Eigenlijk is wielrennen een redelijk simpele sport. De organisatie zet een parcours uit, nodigt 200 mannen uit, die in heftige gekleurde shirtjes, met zonnebrillen op en met stoere helmen rond rossen. De coureurs rijden een wedstrijd, soms door bergen, soms over kasseien en soms langs kilometers lange rechte wegen. Maar dat maakt eigenlijk niet eens zoveel uit voor de wedstrijd. Diegene, die het eerst over de eindstreep komt heeft gewonnen. Soms rijdt er een clubje voorop, dan kijk ik naar de tv en denk: hé, kijk er rijdt een groepje vooruit.

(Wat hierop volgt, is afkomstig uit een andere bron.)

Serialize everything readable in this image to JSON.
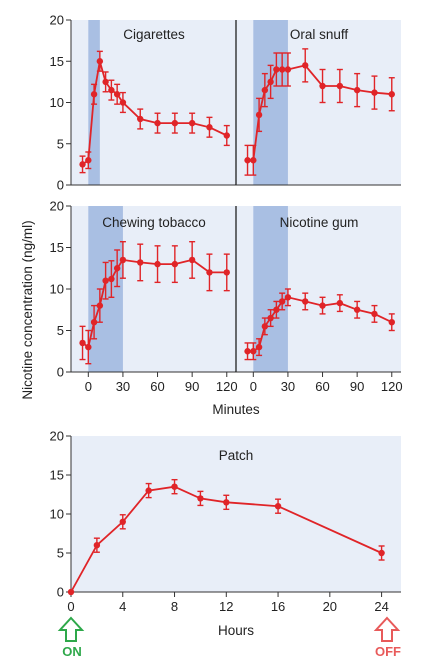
{
  "chart_data": [
    {
      "type": "line",
      "title": "Cigarettes",
      "x_unit": "Minutes",
      "xlim": [
        -15,
        128
      ],
      "ylim": [
        0,
        20
      ],
      "yticks": [
        0,
        5,
        10,
        15,
        20
      ],
      "exposure_window": [
        0,
        10
      ],
      "x": [
        -5,
        0,
        5,
        10,
        15,
        20,
        25,
        30,
        45,
        60,
        75,
        90,
        105,
        120
      ],
      "values": [
        2.5,
        3,
        11,
        15,
        12.5,
        11.5,
        11,
        10,
        8,
        7.5,
        7.5,
        7.5,
        7,
        6
      ],
      "errors": [
        1,
        1,
        1.2,
        1.2,
        1.2,
        1.2,
        1.2,
        1.2,
        1.2,
        1.2,
        1.2,
        1.2,
        1.2,
        1.2
      ]
    },
    {
      "type": "line",
      "title": "Oral snuff",
      "x_unit": "Minutes",
      "xlim": [
        -15,
        128
      ],
      "ylim": [
        0,
        20
      ],
      "exposure_window": [
        0,
        30
      ],
      "x": [
        -5,
        0,
        5,
        10,
        15,
        20,
        25,
        30,
        45,
        60,
        75,
        90,
        105,
        120
      ],
      "values": [
        3,
        3,
        8.5,
        11.5,
        12.5,
        14,
        14,
        14,
        14.5,
        12,
        12,
        11.5,
        11.2,
        11
      ],
      "errors": [
        1.8,
        1.8,
        2,
        2,
        2,
        2,
        2,
        2,
        2,
        2,
        2,
        2,
        2,
        2
      ]
    },
    {
      "type": "line",
      "title": "Chewing tobacco",
      "x_unit": "Minutes",
      "xlim": [
        -15,
        128
      ],
      "ylim": [
        0,
        20
      ],
      "yticks": [
        0,
        5,
        10,
        15,
        20
      ],
      "xticks": [
        0,
        30,
        60,
        90,
        120
      ],
      "exposure_window": [
        0,
        30
      ],
      "x": [
        -5,
        0,
        5,
        10,
        15,
        20,
        25,
        30,
        45,
        60,
        75,
        90,
        105,
        120
      ],
      "values": [
        3.5,
        3,
        6,
        8,
        11,
        11.2,
        12.5,
        13.5,
        13.2,
        13,
        13,
        13.5,
        12,
        12
      ],
      "errors": [
        2,
        2,
        2,
        2,
        2.2,
        2.2,
        2.2,
        2.2,
        2.2,
        2.2,
        2.2,
        2.2,
        2.2,
        2.2
      ]
    },
    {
      "type": "line",
      "title": "Nicotine gum",
      "x_unit": "Minutes",
      "xlim": [
        -15,
        128
      ],
      "ylim": [
        0,
        20
      ],
      "xticks": [
        0,
        30,
        60,
        90,
        120
      ],
      "exposure_window": [
        0,
        30
      ],
      "x": [
        -5,
        0,
        5,
        10,
        15,
        20,
        25,
        30,
        45,
        60,
        75,
        90,
        105,
        120
      ],
      "values": [
        2.5,
        2.5,
        3,
        5.5,
        6.5,
        7.5,
        8.5,
        9,
        8.5,
        8,
        8.3,
        7.5,
        7,
        6
      ],
      "errors": [
        1,
        1,
        1,
        1,
        1,
        1,
        1,
        1,
        1,
        1,
        1,
        1,
        1,
        1
      ]
    },
    {
      "type": "line",
      "title": "Patch",
      "x_unit": "Hours",
      "xlim": [
        0,
        25.5
      ],
      "ylim": [
        0,
        20
      ],
      "yticks": [
        0,
        5,
        10,
        15,
        20
      ],
      "xticks": [
        0,
        4,
        8,
        12,
        16,
        20,
        24
      ],
      "x": [
        0,
        2,
        4,
        6,
        8,
        10,
        12,
        16,
        24
      ],
      "values": [
        0,
        6,
        9,
        13,
        13.5,
        12,
        11.5,
        11,
        5
      ],
      "errors": [
        0,
        0.9,
        0.9,
        0.9,
        0.9,
        0.9,
        0.9,
        0.9,
        0.9
      ]
    }
  ],
  "labels": {
    "ylabel": "Nicotine concentration (ng/ml)",
    "xlabel_top": "Minutes",
    "xlabel_patch": "Hours",
    "on": "ON",
    "off": "OFF"
  },
  "colors": {
    "panel_bg": "#e8eef8",
    "exposure_band": "#a9bfe3",
    "series": "#e02428",
    "on": "#2ea84a",
    "off": "#e85a5a"
  }
}
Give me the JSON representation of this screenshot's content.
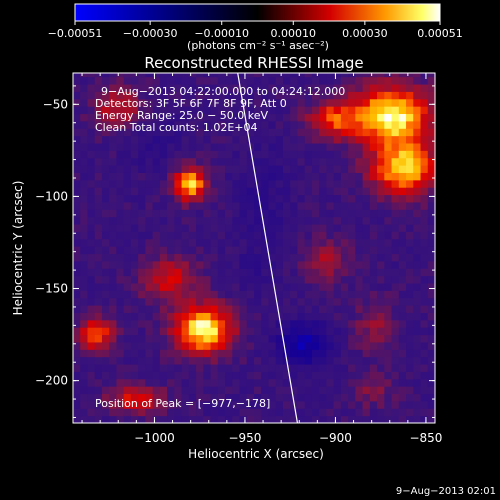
{
  "chart_data": {
    "type": "heatmap",
    "title": "Reconstructed RHESSI Image",
    "xlabel": "Heliocentric X (arcsec)",
    "ylabel": "Heliocentric Y (arcsec)",
    "xlim": [
      -1045,
      -845
    ],
    "ylim": [
      -223,
      -33
    ],
    "x_ticks": [
      -1000,
      -950,
      -900,
      -850
    ],
    "x_tick_labels": [
      "−1000",
      "−950",
      "−900",
      "−850"
    ],
    "y_ticks": [
      -50,
      -100,
      -150,
      -200
    ],
    "y_tick_labels": [
      "−50",
      "−100",
      "−150",
      "−200"
    ],
    "colorbar": {
      "range": [
        -0.00051,
        0.00051
      ],
      "ticks": [
        -0.00051,
        -0.0003,
        -0.0001,
        0.0001,
        0.0003,
        0.00051
      ],
      "tick_labels": [
        "−0.00051",
        "−0.00030",
        "−0.00010",
        "0.00010",
        "0.00030",
        "0.00051"
      ],
      "units_label": "(photons cm⁻² s⁻¹ asec⁻²)"
    },
    "annotations": {
      "time": "9−Aug−2013 04:22:00.000 to 04:24:12.000",
      "detectors": "Detectors: 3F 5F 6F 7F 8F 9F, Att 0",
      "energy": "Energy Range: 25.0 − 50.0 keV",
      "clean": "Clean     Total counts: 1.02E+04",
      "peak": "Position of Peak = [−977,−178]"
    },
    "peak": [
      -977,
      -178
    ],
    "limb_line": [
      [
        -954,
        -33
      ],
      [
        -921,
        -223
      ]
    ],
    "hot_regions": [
      {
        "x": -869,
        "y": -56,
        "rx": 22,
        "ry": 16,
        "v": 0.00051
      },
      {
        "x": -862,
        "y": -85,
        "rx": 18,
        "ry": 14,
        "v": 0.00046
      },
      {
        "x": -902,
        "y": -58,
        "rx": 14,
        "ry": 10,
        "v": 0.00028
      },
      {
        "x": -980,
        "y": -93,
        "rx": 9,
        "ry": 9,
        "v": 0.00045
      },
      {
        "x": -1020,
        "y": -52,
        "rx": 14,
        "ry": 12,
        "v": 0.00022
      },
      {
        "x": -973,
        "y": -172,
        "rx": 16,
        "ry": 13,
        "v": 0.00051
      },
      {
        "x": -1032,
        "y": -175,
        "rx": 10,
        "ry": 10,
        "v": 0.00032
      },
      {
        "x": -992,
        "y": -145,
        "rx": 16,
        "ry": 12,
        "v": 0.00024
      },
      {
        "x": -1010,
        "y": -210,
        "rx": 16,
        "ry": 8,
        "v": 0.00025
      },
      {
        "x": -905,
        "y": -135,
        "rx": 12,
        "ry": 12,
        "v": 0.00018
      },
      {
        "x": -878,
        "y": -170,
        "rx": 12,
        "ry": 14,
        "v": 0.00014
      },
      {
        "x": -880,
        "y": -205,
        "rx": 12,
        "ry": 10,
        "v": 0.00012
      }
    ],
    "cool_regions": [
      {
        "x": -940,
        "y": -100,
        "rx": 14,
        "ry": 30,
        "v": -8e-05
      },
      {
        "x": -918,
        "y": -180,
        "rx": 14,
        "ry": 12,
        "v": -0.00028
      },
      {
        "x": -1000,
        "y": -70,
        "rx": 14,
        "ry": 14,
        "v": -8e-05
      },
      {
        "x": -945,
        "y": -140,
        "rx": 10,
        "ry": 12,
        "v": -6e-05
      }
    ]
  },
  "footer": {
    "timestamp": "9−Aug−2013 02:01"
  }
}
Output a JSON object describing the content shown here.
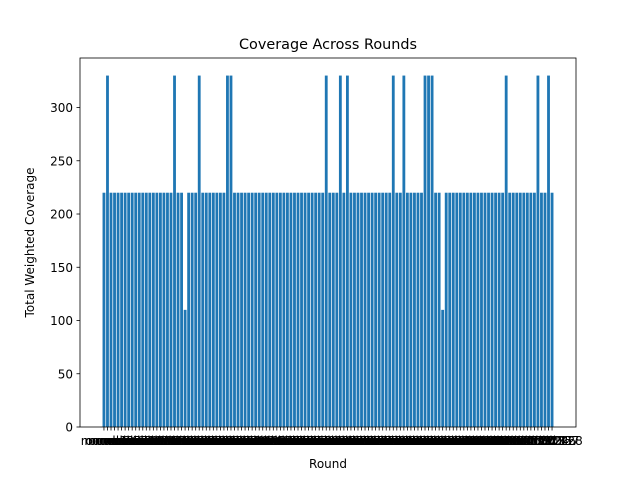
{
  "chart_data": {
    "type": "bar",
    "title": "Coverage Across Rounds",
    "xlabel": "Round",
    "ylabel": "Total Weighted Coverage",
    "color": "#1f77b4",
    "categories": [
      "round 1",
      "round 2",
      "round 3",
      "round 4",
      "round 5",
      "round 6",
      "round 7",
      "round 8",
      "round 9",
      "round 10",
      "round 11",
      "round 12",
      "round 13",
      "round 14",
      "round 15",
      "round 16",
      "round 17",
      "round 18",
      "round 19",
      "round 20",
      "round 21",
      "round 22",
      "round 23",
      "round 24",
      "round 25",
      "round 26",
      "round 27",
      "round 28",
      "round 29",
      "round 30",
      "round 31",
      "round 32",
      "round 33",
      "round 34",
      "round 35",
      "round 36",
      "round 37",
      "round 38",
      "round 39",
      "round 40",
      "round 41",
      "round 42",
      "round 43",
      "round 44",
      "round 45",
      "round 46",
      "round 47",
      "round 48",
      "round 49",
      "round 50",
      "round 51",
      "round 52",
      "round 53",
      "round 54",
      "round 55",
      "round 56",
      "round 57",
      "round 58",
      "round 59",
      "round 60",
      "round 61",
      "round 62",
      "round 63",
      "round 64",
      "round 65",
      "round 66",
      "round 67",
      "round 68",
      "round 69",
      "round 70",
      "round 71",
      "round 72",
      "round 73",
      "round 74",
      "round 75",
      "round 76",
      "round 77",
      "round 78",
      "round 79",
      "round 80",
      "round 81",
      "round 82",
      "round 83",
      "round 84",
      "round 85",
      "round 86",
      "round 87",
      "round 88",
      "round 89",
      "round 90",
      "round 91",
      "round 92",
      "round 93",
      "round 94",
      "round 95",
      "round 96",
      "round 97",
      "round 98",
      "round 99",
      "round 100",
      "round 101",
      "round 102",
      "round 103",
      "round 104",
      "round 105",
      "round 106",
      "round 107",
      "round 108",
      "round 109",
      "round 110",
      "round 111",
      "round 112",
      "round 113",
      "round 114",
      "round 115",
      "round 116",
      "round 117",
      "round 118",
      "round 119",
      "round 120",
      "round 121",
      "round 122",
      "round 123",
      "round 124",
      "round 125",
      "round 126",
      "round 127",
      "round 128"
    ],
    "values": [
      220,
      330,
      220,
      220,
      220,
      220,
      220,
      220,
      220,
      220,
      220,
      220,
      220,
      220,
      220,
      220,
      220,
      220,
      220,
      220,
      330,
      220,
      220,
      110,
      220,
      220,
      220,
      330,
      220,
      220,
      220,
      220,
      220,
      220,
      220,
      330,
      330,
      220,
      220,
      220,
      220,
      220,
      220,
      220,
      220,
      220,
      220,
      220,
      220,
      220,
      220,
      220,
      220,
      220,
      220,
      220,
      220,
      220,
      220,
      220,
      220,
      220,
      220,
      330,
      220,
      220,
      220,
      330,
      220,
      330,
      220,
      220,
      220,
      220,
      220,
      220,
      220,
      220,
      220,
      220,
      220,
      220,
      330,
      220,
      220,
      330,
      220,
      220,
      220,
      220,
      220,
      330,
      330,
      330,
      220,
      220,
      110,
      220,
      220,
      220,
      220,
      220,
      220,
      220,
      220,
      220,
      220,
      220,
      220,
      220,
      220,
      220,
      220,
      220,
      330,
      220,
      220,
      220,
      220,
      220,
      220,
      220,
      220,
      330,
      220,
      220,
      330,
      220
    ],
    "ylim": [
      0,
      346.5
    ],
    "yticks": [
      0,
      50,
      100,
      150,
      200,
      250,
      300
    ]
  }
}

Blijkbaar is toch ingewikkelder dan dit. De NOS zendt de Tour de France uit en neemt mee een commentator, die feilloos ziet als er iemand voorop rijdt. Naast hem zit een man, die uitlegt wat er gebeurt. Aardige gast, die het niet helemaal in de gaten heeft, wat hij moet doen. Met enige regelmaat zegt hij: ‘leg het me maar uit’. Strikt genomen, is dat zijn werk, uitleggen wat we zien, maar toe maar. Dan hebben we nog een uitlegger, die tijdens de koers uitlegt wat we zien. ‘Ja, er rijdt nu een groepje vooruit.’ We hebben een man, die vragen stelt aan de kenner. ‘Er is een groepje vooruit, toch?’ Dan rijdt er een man rond op een motor, die bevestigt dat hij achter de kopgroep rijdt en dat de renners met elkaar spreken, zoals we al op tv zagen en door de commentator, bevestigd is. Dan hebben we nog een man, die op de radio uitlegt, wat hij op tv ziet. En dan hebben we nog een kenner, die op de radio uitlegt dat er een kopgroep is. O ja, ’s avonds hebben ze dan nog een programma, waarin uitgelegd wordt dat de man die als eerste over de streep kwam, gewonnen heeft. Dan kun je daarna naar de VRT en RTL om hetzelfde te horen.
De meerwaarde van al deze kleppende heren, wordt mij niet duidelijk. Ik moet steeds vaker aan een term van Gerard Reve denken. Ze zijn assistent-hoerenlopers.